Mortgage Rate Forecast 2026: The 5.7% Promise Is Gone — Where First-Time Buyers Still Win

Mortgage Rate Forecast 2026: The 5.7% Promise Is Gone — Where First-Time Buyers Still Win

# Mortgage Rate Forecast 2026: The 5.7% Promise Is Gone — Where First-Time Buyers Still Win

> **Quick answer:** Fannie Mae's earlier forecast of 5.7% mortgage rates by year-end has been revised upward to 6.1–6.3% following tariff shocks and the US-Iran conflict. Even when rates eventually fall, a 6.2% drop in new housing starts means buyers will face fiercer competition for fewer homes.
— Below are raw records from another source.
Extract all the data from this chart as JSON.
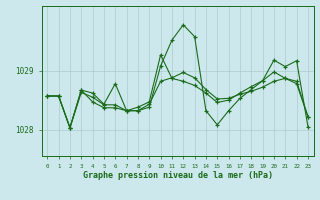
{
  "xlabel": "Graphe pression niveau de la mer (hPa)",
  "bg_color": "#cce8ed",
  "grid_color": "#aacccc",
  "line_color": "#1a6b1a",
  "ylim": [
    1027.55,
    1030.1
  ],
  "xlim": [
    -0.5,
    23.5
  ],
  "yticks": [
    1028,
    1029
  ],
  "xtick_labels": [
    "0",
    "1",
    "2",
    "3",
    "4",
    "5",
    "6",
    "7",
    "8",
    "9",
    "10",
    "11",
    "12",
    "13",
    "14",
    "15",
    "16",
    "17",
    "18",
    "19",
    "20",
    "21",
    "22",
    "23"
  ],
  "series": {
    "line1": [
      1028.57,
      1028.57,
      1028.03,
      1028.63,
      1028.55,
      1028.42,
      1028.42,
      1028.32,
      1028.38,
      1028.47,
      1029.27,
      1028.87,
      1028.82,
      1028.75,
      1028.62,
      1028.46,
      1028.5,
      1028.62,
      1028.73,
      1028.83,
      1028.98,
      1028.87,
      1028.82,
      1028.22
    ],
    "line2": [
      1028.57,
      1028.57,
      1028.03,
      1028.67,
      1028.62,
      1028.43,
      1028.78,
      1028.32,
      1028.32,
      1028.38,
      1029.08,
      1029.52,
      1029.78,
      1029.58,
      1028.32,
      1028.08,
      1028.32,
      1028.53,
      1028.68,
      1028.83,
      1029.18,
      1029.07,
      1029.17,
      1028.05
    ],
    "line3": [
      1028.57,
      1028.57,
      1028.03,
      1028.67,
      1028.47,
      1028.37,
      1028.37,
      1028.32,
      1028.32,
      1028.43,
      1028.82,
      1028.88,
      1028.97,
      1028.88,
      1028.68,
      1028.52,
      1028.53,
      1028.6,
      1028.65,
      1028.72,
      1028.82,
      1028.87,
      1028.78,
      1028.22
    ]
  }
}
The cities where first-time buyers genuinely win right now: Detroit (median $215K, ~70% of listings affordable), Pittsburgh, Kansas City, and Cleveland — not the Sun Belt markets that dominated pandemic-era advice.
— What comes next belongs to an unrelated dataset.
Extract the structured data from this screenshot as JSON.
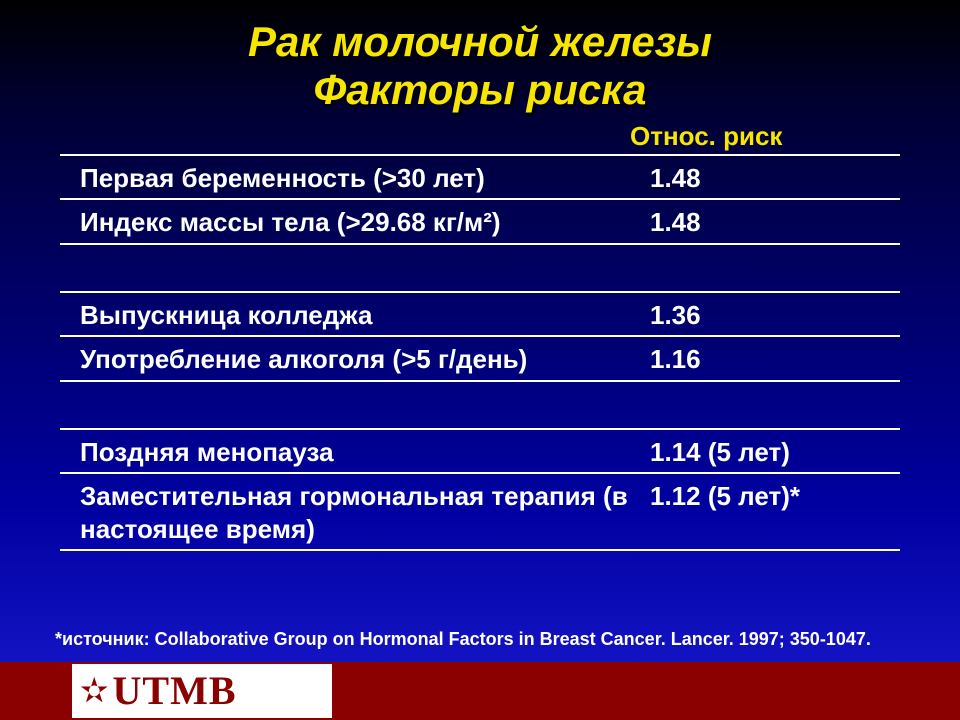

Millions of first-time buyers have been waiting for mortgage rates to drop to 5.7%. Fannie Mae promised it would happen by the end of 2026. That promise is now off the table — and the reason reveals something troubling about the math of buying a home this year.

## What Fannie Mae Just Revised — and Why It Matters

In March 2026, Fannie Mae projected 30-year fixed mortgage rates would hit 5.7% by year-end — a figure that gave millions of would-be buyers reason to wait. By April, that forecast was revised to 6.1–6.3% for Q2 2026, with full-year projections settling around 6.1%.
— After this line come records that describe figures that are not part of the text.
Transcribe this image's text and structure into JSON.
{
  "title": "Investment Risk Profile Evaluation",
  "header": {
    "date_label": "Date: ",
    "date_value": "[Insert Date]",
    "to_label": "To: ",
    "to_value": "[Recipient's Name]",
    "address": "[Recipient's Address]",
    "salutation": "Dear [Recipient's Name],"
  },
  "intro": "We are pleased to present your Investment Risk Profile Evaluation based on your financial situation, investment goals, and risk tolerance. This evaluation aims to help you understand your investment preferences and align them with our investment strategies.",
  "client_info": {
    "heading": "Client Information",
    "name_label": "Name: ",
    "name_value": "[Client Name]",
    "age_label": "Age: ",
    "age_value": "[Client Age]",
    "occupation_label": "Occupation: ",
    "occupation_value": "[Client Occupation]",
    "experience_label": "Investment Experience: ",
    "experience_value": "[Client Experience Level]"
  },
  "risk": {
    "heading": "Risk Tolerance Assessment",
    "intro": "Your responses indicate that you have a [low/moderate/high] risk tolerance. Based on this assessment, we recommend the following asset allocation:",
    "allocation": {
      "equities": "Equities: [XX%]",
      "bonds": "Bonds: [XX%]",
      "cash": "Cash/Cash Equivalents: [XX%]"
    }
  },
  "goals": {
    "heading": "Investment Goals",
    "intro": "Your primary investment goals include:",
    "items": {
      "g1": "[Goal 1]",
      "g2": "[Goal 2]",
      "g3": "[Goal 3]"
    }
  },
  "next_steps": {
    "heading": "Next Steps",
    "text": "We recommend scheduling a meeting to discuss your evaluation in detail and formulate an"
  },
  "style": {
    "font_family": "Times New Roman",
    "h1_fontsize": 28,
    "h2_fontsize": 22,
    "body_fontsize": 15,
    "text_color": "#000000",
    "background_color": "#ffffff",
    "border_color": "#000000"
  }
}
The culprits: tariff volatility and escalating geopolitical tensions following the US military response in the Iran conflict. After US and Israeli strikes on Iranian infrastructure in late February, mortgage rates rose for five consecutive weeks. The 30-year fixed rate stood at 6.41% as of April 13, 2026 — up from 6.39% just days earlier.